Харуто пожал плечами, но не стал спорить.
— И это делает меня лучше, — продолжил Гуан. — В этом случае дело не в клятве, а в том, что она означает. Это доказательство, что я становлюсь лучше. И это делает меня лучше.
— Только это нужно, чтобы быть хорошей? — спросила Кира. — Хотеть этого?
Янмей покачала головой. Из них всех только ей не было холодно. Просто сидя рядом с ней, Харуто ощущал ее жар, словно сидел у остывающего камина.
— Желание — это начало, — сказала Янмей. — Но нужно и действовать. Пытаться.

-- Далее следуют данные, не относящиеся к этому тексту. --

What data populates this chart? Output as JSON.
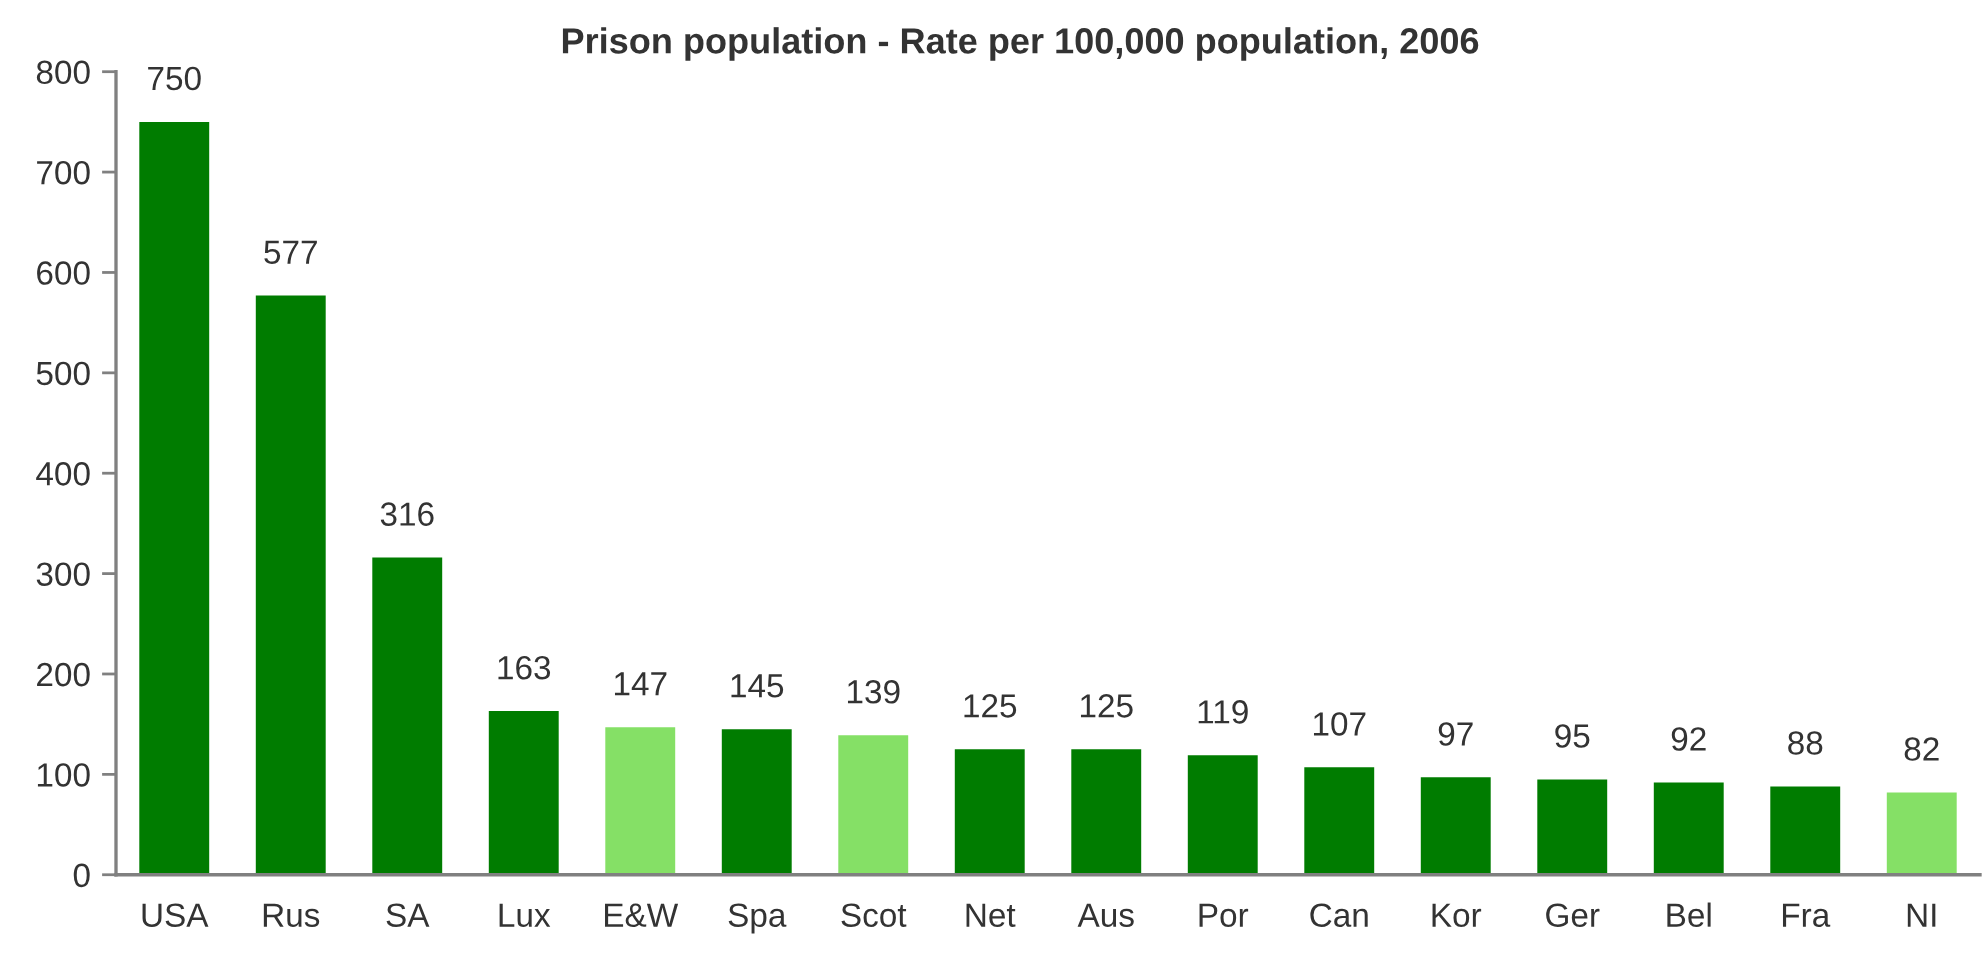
{
  "chart_data": {
    "type": "bar",
    "title": "Prison population - Rate per 100,000 population, 2006",
    "categories": [
      "USA",
      "Rus",
      "SA",
      "Lux",
      "E&W",
      "Spa",
      "Scot",
      "Net",
      "Aus",
      "Por",
      "Can",
      "Kor",
      "Ger",
      "Bel",
      "Fra",
      "NI"
    ],
    "values": [
      750,
      577,
      316,
      163,
      147,
      145,
      139,
      125,
      125,
      119,
      107,
      97,
      95,
      92,
      88,
      82
    ],
    "colors": [
      "#007c00",
      "#007c00",
      "#007c00",
      "#007c00",
      "#85e066",
      "#007c00",
      "#85e066",
      "#007c00",
      "#007c00",
      "#007c00",
      "#007c00",
      "#007c00",
      "#007c00",
      "#007c00",
      "#007c00",
      "#85e066"
    ],
    "ylim": [
      0,
      800
    ],
    "yticks": [
      0,
      100,
      200,
      300,
      400,
      500,
      600,
      700,
      800
    ],
    "data_labels": true,
    "grid": false,
    "legend": false
  }
}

Иначе это лишь пустые обещания.
Кира нахмурилась и придвинулась ближе к Янмей.
— Ты используешь свою технику.
Янмей улыбнулась девушке.
— Холодно.
Харуто обвил себя руками, но ветер, который снова выл, все равно находили бреши в его кимоно. Шики забралась глубже, устроилась у его поясницы и щекотала шерстью.
— Небесная Лощина удивительно теплая, — крикнул он. — Шинтеи вырыли ее глубоко, получают тепло горы. И там есть купальня.
Гуан буркнул.
— Что такое шинтей? — спросила Кира. Ее глаза были огромными, она дрожала, сжимая ладони, как бледные когти, но все равно улыбалась.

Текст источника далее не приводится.